My mother’s eyes flash, like they always do before she gets really, really, really mad. “Don’t put words in my mouth. I’m saying that my son is kind and sensitive and that he wouldn’t intentionally hurt a fly.”

“You’ve heard the evidence in this case. Are you aware that Jacob argued with Jess two days before she was last seen alive?”

“That’s different-”

“Were you there, Ms. Hunt?”

“No.”

Right now is the last commercial for Law & Order: SVU, which is the show that is on the network before CrimeBusters. There will be four thirty-second spots and then the opening bars of music. I close my eyes and start to hum.

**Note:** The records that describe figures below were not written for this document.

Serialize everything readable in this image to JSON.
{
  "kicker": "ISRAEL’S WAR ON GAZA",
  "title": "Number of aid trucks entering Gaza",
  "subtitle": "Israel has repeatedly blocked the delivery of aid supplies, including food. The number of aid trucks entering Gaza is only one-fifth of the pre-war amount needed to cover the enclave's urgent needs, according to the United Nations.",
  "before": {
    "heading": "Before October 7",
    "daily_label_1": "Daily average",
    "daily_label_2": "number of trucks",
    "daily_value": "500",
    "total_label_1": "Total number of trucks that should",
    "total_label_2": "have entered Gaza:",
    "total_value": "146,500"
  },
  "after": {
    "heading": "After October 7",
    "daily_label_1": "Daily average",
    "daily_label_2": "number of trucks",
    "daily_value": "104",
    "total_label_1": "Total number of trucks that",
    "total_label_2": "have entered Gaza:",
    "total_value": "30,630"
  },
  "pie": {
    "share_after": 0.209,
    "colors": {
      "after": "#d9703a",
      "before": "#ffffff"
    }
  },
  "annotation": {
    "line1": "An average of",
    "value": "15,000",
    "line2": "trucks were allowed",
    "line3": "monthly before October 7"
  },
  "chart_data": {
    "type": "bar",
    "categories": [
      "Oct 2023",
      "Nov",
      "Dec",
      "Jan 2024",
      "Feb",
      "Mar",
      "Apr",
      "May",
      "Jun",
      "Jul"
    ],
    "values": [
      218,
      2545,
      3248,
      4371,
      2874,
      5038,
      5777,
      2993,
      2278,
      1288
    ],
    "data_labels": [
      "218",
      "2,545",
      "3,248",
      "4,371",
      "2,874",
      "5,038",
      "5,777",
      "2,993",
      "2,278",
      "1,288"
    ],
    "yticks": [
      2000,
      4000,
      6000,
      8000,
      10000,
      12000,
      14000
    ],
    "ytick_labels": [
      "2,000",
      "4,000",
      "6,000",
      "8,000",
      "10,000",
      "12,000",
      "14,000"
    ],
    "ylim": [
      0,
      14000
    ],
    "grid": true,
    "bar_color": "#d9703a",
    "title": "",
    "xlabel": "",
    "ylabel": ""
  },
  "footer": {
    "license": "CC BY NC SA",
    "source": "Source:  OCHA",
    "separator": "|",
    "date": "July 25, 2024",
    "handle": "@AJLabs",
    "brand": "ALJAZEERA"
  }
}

“You said that one of the behaviors that’s indicative of Jacob’s Asperger’s is that he gets uncomfortable around people or circumstances he doesn’t know, correct?”

“Yes.”

“And that he sometimes withdraws from you?”

“Yes,” my mother says.

“That he has a hard time expressing his feelings to you verbally?”

“Yes.”

It’s the one where a child falls into a well and when Rhianna is lowered in to save the little boy, she shines a flashlight and there is a complete human skeleton there are pearls there are diamonds but the bones belong to a man it’s an heiress who disappeared in the sixties and at the end you learn that she was actually a he-

“Wouldn’t you agree, Ms. Hunt, that your other son, Theo, exhibits every single one of these behaviors from time to time? In fact, that every teenager on the planet exhibits them?”

“I wouldn’t exactly-”

“Does that make Theo insane, too?”

It’s 4:32 it’s 4:32 it’s 4:32.

“Can we please leave now?” I say, but the words are as loose as molasses and they don’t sound right; and everyone is moving slowly and slurring their words, too, when I stand up to get their attention.